Patients with Parkinson’s disease (PD) have a reduced objective response to treatment given in a clinical trial if they know they may be taking a placebo, research shows.
This “lessebo effect” is the negative aspect of the well-recognised placebo effect, where patients’ belief that they are receiving treatment can cause improvement in the absence of active treatment. As illustrated in the present meta-analysis, patients’ knowledge that they may be taking a placebo drug can also dampen the effects of active treatment, causing the lessebo effect.
Anthony Lang (University of Toronto, Ontario, Canada) and team compared the treatment response of 3277 patients given active treatment in 28 blinded trials where the comparator group also received active treatment with that of 4554 patients given active treatment in the setting of one of 42 placebo-controlled trials.
Across the studies, the overall improvement in the motor section of the Unified Parkinson’s disease Rating Scale (mUPDRS) was 6.0 points for patients in placebo-controlled trials and 7.6 points for those in active-controlled trials. This equated to a significant 1.6-point difference.

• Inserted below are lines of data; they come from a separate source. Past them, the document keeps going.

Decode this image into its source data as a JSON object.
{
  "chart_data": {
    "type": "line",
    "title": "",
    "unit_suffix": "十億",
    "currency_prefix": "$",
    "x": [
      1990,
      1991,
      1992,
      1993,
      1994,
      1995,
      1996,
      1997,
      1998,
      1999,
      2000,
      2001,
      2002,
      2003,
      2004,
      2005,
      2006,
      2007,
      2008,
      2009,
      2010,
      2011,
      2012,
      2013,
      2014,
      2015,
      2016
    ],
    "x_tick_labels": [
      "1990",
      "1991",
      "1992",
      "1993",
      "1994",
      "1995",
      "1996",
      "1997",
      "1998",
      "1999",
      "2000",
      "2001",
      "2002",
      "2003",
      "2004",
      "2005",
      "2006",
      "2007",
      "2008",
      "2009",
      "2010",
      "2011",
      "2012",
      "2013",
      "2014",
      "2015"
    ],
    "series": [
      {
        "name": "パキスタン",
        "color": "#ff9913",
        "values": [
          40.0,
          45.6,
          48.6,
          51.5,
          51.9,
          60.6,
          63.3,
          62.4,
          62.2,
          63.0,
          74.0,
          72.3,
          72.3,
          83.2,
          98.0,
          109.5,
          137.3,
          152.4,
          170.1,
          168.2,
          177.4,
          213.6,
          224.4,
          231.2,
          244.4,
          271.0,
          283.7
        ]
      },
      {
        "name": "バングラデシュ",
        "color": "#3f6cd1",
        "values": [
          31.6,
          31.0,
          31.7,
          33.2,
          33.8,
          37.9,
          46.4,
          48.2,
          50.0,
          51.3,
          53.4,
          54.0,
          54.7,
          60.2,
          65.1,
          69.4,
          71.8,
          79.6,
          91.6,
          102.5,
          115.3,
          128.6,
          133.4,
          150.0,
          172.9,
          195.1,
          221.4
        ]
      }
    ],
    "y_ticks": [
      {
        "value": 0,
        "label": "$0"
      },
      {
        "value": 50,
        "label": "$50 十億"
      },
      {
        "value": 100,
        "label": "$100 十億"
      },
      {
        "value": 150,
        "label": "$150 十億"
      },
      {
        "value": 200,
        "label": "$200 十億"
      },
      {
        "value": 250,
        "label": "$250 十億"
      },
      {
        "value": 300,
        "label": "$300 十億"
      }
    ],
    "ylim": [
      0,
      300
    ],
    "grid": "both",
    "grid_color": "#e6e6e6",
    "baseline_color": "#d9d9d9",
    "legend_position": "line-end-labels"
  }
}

“A ‘minimal clinically important difference,’ i.e., the smallest change perceived and valued by a patient, is reported to be in the range of 1.5 to 5.1 mUPDRS units in PD”, say the researchers. “Thus, the lessebo effect is within this clinically relevant range.”
Trials with active comparators were significantly longer than placebo-controlled trials, at 28.1 versus 19.1 weeks, on average, and less often focused on patients with early PD, at 28.6% versus 59.5%.
These two factors were also associated with the largest differences between mUPDRS response in active- versus placebo-controlled trials: 4.1 points in trials lasting up to 12 weeks versus 0.5 points in longer trials, and 3.3 points in those focused on early PD versus –0.7 in those involving patients with motor fluctuations.
In an accompanying editorial, Ronald Postuma (Montreal General Hospital, Canada) and Roger Albin (University of Michigan, Ann Arbor, USA) note that as well as affecting the number of trial participants needed for adequate statistical power, the lessebo effect also has implications for gauging the relative efficacy of antiparkinsonism drugs.
“There is perhaps a natural tendency to regard placebo/lessebo effects as a hindrance to clinical research”, they add. “In the case of PD, placebo/lessebo effects provide considerable insight into the neurobiology of striatal dopaminergic signaling.”